The Secretary may conditionally consent to the qualification of a withdrawal. This consent is conditioned upon the timely submission, to the Secretary, of the items requested by the Secretary in the withdrawal approval letter. Failure to provide these items in a timely manner, and after due notice, will result in nonqualification of the withdrawal and/or involuntary termination of the Agreement.
(a) Wherever the Secretary prescribes time constraints, the postmark date shall control if mailed. If a private delivery service is used, including Federal Express or United Parcel Service, the date listed on the label shall control. Submission of CCF transactions by email or facsimile is only allowable when an original signature is not required.
(b) All CCF information received by the Secretary shall be held strictly confidential to the extent permitted by law, except that it may be published or disclosed in statistical form provided such publication does not disclose, directly or indirectly, the identity of the fund holder.
(c) While recognizing that precise regulations are necessary in order to treat similarly situated parties similarly, the Secretary also realizes that precision in regulations can sometimes cause inequitable effects to result from unavoidable, unintended, or minor discrepancies between the regulations and the circumstances they attempt to govern.

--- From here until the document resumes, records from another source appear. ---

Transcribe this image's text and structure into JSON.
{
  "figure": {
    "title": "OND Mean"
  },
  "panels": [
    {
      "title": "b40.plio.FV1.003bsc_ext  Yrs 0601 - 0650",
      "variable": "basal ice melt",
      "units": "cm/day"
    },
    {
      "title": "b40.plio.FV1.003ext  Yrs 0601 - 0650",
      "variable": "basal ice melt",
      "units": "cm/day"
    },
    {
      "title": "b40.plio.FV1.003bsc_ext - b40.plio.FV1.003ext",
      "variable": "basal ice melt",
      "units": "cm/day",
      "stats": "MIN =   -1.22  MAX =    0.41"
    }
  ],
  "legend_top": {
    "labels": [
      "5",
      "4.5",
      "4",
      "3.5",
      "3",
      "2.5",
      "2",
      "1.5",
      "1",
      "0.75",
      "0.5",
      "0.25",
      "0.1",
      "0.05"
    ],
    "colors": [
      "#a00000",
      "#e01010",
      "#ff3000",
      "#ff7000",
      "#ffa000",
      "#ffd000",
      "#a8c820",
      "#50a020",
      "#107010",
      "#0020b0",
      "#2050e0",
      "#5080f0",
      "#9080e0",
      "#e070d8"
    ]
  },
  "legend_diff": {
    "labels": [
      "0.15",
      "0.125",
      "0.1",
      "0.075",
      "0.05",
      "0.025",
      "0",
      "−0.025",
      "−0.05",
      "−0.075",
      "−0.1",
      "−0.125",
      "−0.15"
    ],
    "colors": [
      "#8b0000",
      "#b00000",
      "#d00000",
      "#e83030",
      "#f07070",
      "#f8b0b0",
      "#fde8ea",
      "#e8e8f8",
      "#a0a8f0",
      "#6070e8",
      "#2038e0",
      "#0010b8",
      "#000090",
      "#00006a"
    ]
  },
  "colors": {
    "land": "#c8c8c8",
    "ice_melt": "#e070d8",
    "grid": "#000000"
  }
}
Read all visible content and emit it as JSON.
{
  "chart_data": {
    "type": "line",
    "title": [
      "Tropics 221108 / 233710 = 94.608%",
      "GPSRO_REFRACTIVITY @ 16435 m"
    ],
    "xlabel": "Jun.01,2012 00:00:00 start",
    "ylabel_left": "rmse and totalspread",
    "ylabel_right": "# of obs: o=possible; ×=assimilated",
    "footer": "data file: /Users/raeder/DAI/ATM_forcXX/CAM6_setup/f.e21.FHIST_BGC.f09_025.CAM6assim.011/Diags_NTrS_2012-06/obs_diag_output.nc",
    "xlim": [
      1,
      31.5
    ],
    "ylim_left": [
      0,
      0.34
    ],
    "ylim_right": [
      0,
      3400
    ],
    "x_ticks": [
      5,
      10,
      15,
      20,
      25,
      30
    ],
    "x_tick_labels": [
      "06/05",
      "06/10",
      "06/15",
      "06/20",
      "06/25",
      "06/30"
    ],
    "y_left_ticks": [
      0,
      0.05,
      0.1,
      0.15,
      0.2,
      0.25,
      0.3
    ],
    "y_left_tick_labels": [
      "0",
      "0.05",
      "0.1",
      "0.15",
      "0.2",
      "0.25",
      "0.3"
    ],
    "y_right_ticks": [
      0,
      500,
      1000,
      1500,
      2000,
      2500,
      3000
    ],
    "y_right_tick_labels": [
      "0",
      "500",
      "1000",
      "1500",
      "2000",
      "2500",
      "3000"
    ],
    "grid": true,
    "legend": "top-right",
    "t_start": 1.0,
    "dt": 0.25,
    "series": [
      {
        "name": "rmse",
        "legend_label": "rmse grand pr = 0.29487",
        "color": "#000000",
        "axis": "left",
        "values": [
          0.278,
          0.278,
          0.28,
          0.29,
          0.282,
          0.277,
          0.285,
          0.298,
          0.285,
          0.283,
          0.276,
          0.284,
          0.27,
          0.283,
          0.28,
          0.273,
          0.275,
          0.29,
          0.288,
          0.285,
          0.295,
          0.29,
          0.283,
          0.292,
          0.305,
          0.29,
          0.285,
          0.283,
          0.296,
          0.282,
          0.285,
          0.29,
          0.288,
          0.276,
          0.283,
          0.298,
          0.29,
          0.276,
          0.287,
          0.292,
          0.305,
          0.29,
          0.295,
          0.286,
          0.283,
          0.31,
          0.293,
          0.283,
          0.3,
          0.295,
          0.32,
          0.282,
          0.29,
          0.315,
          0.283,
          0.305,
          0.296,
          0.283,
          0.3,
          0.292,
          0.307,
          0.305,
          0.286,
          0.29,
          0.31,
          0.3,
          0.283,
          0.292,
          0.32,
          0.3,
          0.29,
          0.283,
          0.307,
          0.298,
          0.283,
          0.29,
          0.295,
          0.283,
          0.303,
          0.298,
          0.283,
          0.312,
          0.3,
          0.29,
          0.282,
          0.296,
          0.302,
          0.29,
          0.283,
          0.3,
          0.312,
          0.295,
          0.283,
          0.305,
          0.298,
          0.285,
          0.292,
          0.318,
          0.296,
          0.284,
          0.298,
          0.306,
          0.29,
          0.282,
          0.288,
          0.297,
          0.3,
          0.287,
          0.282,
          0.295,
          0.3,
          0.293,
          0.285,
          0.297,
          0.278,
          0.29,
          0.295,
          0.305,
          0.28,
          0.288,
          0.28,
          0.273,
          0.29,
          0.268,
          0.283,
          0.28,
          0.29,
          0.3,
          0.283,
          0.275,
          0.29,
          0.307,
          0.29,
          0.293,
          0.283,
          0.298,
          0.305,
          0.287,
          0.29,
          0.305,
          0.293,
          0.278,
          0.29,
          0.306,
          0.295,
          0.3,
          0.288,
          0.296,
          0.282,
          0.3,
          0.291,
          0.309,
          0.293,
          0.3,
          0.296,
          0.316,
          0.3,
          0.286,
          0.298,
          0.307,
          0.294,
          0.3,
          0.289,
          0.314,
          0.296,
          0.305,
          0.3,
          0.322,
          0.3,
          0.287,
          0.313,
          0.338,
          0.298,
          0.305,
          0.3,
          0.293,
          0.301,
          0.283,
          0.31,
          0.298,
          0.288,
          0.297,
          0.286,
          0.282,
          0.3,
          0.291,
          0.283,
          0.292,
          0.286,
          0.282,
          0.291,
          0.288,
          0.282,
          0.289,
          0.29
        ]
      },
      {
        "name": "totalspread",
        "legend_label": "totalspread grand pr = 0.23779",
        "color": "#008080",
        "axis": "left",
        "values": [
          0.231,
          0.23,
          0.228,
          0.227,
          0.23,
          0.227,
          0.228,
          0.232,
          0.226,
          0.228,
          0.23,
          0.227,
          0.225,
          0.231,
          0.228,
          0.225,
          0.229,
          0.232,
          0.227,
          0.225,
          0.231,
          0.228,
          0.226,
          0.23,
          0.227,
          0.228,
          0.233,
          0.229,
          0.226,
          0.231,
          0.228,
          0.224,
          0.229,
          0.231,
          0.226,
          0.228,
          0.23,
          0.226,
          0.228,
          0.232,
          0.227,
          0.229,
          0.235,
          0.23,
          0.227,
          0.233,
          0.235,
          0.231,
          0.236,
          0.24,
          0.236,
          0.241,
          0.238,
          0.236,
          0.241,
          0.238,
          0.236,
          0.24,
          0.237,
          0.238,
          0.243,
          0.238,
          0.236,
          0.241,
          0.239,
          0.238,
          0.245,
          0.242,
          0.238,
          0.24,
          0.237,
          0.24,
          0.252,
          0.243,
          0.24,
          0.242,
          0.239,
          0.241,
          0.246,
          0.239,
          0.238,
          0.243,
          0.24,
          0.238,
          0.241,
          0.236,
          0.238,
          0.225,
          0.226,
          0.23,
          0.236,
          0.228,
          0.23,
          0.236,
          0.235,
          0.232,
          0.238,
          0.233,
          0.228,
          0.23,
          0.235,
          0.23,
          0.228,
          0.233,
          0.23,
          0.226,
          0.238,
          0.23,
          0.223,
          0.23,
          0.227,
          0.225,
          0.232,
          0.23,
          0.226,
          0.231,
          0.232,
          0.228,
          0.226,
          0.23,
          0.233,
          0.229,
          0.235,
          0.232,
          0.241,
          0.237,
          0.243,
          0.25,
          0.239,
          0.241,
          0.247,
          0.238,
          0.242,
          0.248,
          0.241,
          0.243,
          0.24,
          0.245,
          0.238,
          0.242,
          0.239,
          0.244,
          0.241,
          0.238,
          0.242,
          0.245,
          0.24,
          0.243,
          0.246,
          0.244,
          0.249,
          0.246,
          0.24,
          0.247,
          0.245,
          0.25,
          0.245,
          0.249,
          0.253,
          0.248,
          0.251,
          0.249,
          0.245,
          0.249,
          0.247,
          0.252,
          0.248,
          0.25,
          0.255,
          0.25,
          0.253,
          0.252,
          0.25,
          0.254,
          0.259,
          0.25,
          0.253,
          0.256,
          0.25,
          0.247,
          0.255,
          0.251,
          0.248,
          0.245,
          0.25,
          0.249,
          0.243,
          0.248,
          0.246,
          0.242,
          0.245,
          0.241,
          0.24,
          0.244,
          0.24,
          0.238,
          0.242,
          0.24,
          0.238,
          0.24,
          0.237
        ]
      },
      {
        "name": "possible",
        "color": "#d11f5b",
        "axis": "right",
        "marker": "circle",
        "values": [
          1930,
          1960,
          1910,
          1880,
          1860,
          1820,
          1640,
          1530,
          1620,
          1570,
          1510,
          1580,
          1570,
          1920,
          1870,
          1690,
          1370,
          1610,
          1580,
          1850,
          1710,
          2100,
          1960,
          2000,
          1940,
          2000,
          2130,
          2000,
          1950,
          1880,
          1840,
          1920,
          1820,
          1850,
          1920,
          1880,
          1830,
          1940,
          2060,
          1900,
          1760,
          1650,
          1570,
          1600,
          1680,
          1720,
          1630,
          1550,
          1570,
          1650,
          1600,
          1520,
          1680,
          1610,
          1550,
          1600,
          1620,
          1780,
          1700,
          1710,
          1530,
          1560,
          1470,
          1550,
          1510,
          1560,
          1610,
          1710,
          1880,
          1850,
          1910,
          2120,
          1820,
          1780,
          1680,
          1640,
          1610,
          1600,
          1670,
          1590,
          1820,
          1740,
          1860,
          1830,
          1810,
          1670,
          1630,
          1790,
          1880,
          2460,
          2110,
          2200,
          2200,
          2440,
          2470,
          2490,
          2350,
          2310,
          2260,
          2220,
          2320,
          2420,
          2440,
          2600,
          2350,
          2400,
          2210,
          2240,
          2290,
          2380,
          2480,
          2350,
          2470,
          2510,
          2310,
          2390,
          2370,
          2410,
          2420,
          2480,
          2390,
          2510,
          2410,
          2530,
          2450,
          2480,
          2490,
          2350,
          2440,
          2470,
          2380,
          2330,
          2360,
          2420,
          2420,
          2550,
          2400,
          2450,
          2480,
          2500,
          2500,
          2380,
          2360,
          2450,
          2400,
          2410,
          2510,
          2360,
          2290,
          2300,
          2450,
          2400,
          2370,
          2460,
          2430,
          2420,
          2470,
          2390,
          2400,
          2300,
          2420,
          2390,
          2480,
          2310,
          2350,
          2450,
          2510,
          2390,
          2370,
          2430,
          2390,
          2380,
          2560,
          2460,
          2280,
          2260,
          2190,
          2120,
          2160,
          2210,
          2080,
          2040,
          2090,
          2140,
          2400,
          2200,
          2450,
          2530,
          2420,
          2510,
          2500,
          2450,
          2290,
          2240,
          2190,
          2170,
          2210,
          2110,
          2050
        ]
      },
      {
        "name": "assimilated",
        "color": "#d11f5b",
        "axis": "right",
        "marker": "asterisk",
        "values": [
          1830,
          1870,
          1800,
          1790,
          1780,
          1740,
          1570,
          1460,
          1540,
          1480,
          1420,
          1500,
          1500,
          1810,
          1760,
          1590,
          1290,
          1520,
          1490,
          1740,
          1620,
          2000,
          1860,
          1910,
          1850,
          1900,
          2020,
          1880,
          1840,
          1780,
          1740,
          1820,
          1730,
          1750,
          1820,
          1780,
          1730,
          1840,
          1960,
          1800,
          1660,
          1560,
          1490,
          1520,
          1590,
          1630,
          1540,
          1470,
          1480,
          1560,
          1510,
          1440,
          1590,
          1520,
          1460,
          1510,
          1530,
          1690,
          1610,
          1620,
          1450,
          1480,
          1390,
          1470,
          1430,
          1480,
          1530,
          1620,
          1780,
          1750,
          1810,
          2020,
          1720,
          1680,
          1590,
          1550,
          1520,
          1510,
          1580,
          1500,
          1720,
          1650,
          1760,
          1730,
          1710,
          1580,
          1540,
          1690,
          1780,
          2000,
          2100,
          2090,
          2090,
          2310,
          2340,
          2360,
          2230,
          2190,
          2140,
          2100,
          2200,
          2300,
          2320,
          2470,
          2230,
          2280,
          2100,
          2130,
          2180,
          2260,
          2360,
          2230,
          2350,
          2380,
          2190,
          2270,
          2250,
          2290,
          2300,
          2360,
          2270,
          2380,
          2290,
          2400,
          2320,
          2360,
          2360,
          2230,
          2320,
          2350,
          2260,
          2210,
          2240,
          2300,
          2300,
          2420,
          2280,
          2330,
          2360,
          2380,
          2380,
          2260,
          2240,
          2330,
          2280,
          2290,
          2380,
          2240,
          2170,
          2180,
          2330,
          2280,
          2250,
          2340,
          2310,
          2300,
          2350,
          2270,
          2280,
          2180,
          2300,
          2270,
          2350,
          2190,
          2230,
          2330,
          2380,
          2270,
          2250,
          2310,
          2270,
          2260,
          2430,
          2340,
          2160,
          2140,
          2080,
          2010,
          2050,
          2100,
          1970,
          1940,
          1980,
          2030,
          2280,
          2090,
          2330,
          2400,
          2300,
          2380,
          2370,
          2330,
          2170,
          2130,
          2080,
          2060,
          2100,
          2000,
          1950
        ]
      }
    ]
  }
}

The Secretary will, consequently, at his or her discretion, as a matter of privilege and not as a matter of right, attempt to afford relief to parties where literal application of the purely procedural, as opposed to substantive, aspects of these regulations would otherwise work an inequitable hardship. This privilege will be sparingly granted and no party should act in reliance on its being granted.
(d) These §§ 259.1 through 259.10 are applicable to all Agreements first entered into (or amended) on or after the date these sections are adopted.
(e) These §§ 259.1 through 259.10 are specifically incorporated in all Agreements existing prior to the date these sections are adopted.